Liri Fang's Preliminary Exam
PhD student Liri Fang will present her proposal defense, "Modeling of Graph and Text Data: Applications in Citation Networks, Taxonomy Expansion, and Claim Verification.
Abstract
In the digital era, we are confronted with massive amounts of unstructured data, like textual documents, in all areas of scientific inquiry. For example, PubMed Central provided 9.4 million open-access articles as of 2023. The textual information is enriched with relationships, like scientific documents, connected with citing and cited connections, coauthorship, and semantic entity co-mention relationships. Effectively discovering and leveraging structure from this abundance presents a significant challenge and a compelling opportunity in scientific literature, healthcare records, financial reports, social media content, and commercial platforms. This dissertation proposal aims to explore the potential of utilizing machine learning to analyze (semi-)structured data (graphs) and unstructured data (text) through the following three applications: 1) improving the quality and reliability of citation networks by denoising and integrating data from nine citation sources, 2) jointly learning the representation of textual and structural information for taxonomy completion, and 3) learning the hidden structural information for language understanding in claim verification.

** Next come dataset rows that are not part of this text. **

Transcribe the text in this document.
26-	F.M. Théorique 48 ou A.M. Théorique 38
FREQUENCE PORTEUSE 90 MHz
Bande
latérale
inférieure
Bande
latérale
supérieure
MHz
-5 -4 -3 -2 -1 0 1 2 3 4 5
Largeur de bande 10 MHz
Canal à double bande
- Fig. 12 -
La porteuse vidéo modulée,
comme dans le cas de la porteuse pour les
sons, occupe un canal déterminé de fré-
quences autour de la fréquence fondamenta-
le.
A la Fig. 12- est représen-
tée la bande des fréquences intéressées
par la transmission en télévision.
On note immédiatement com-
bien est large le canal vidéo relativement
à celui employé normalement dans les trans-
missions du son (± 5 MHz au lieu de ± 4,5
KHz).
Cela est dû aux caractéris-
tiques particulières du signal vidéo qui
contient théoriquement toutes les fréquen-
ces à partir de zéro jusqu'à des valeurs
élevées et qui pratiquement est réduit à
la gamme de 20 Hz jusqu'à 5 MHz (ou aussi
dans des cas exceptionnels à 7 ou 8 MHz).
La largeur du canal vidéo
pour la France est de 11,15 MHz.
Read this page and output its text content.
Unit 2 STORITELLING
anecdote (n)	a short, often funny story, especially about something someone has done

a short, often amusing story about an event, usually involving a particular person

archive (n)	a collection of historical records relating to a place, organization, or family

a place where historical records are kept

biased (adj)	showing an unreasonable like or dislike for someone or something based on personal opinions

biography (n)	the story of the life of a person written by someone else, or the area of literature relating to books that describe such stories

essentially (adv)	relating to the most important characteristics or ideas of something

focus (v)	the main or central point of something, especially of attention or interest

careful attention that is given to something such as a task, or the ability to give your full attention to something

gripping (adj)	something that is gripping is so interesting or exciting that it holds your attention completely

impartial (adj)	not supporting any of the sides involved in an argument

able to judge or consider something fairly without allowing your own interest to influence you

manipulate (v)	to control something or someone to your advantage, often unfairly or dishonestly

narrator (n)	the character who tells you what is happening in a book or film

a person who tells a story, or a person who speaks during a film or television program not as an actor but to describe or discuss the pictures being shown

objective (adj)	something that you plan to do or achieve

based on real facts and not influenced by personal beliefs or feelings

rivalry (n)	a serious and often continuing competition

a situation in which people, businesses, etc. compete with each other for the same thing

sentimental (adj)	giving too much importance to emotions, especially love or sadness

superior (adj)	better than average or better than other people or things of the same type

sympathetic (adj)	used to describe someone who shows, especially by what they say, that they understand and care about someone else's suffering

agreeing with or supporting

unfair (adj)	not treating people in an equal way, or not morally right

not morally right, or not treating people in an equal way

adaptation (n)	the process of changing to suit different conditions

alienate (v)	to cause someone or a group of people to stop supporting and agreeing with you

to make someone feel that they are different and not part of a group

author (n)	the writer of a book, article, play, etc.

Large-scale graphs are ubiquitous in real-world applications. The proposed three applications are spread across several scenarios where the graph structure is noisy, incomplete, and hidden. The first application addresses these challenges by integrating citation graph data for PubMed to identify and rectify unreliable citations. The second application focuses on expanding taxonomies with the incoming concepts by joint learning representations of rich textual semantics and graph structures. The third application delves into leveraging latent structural relationships embedded in the text to refine evidence-based claim verification. Together, these efforts aim to demonstrate how structured information modeling can improve language modeling applications.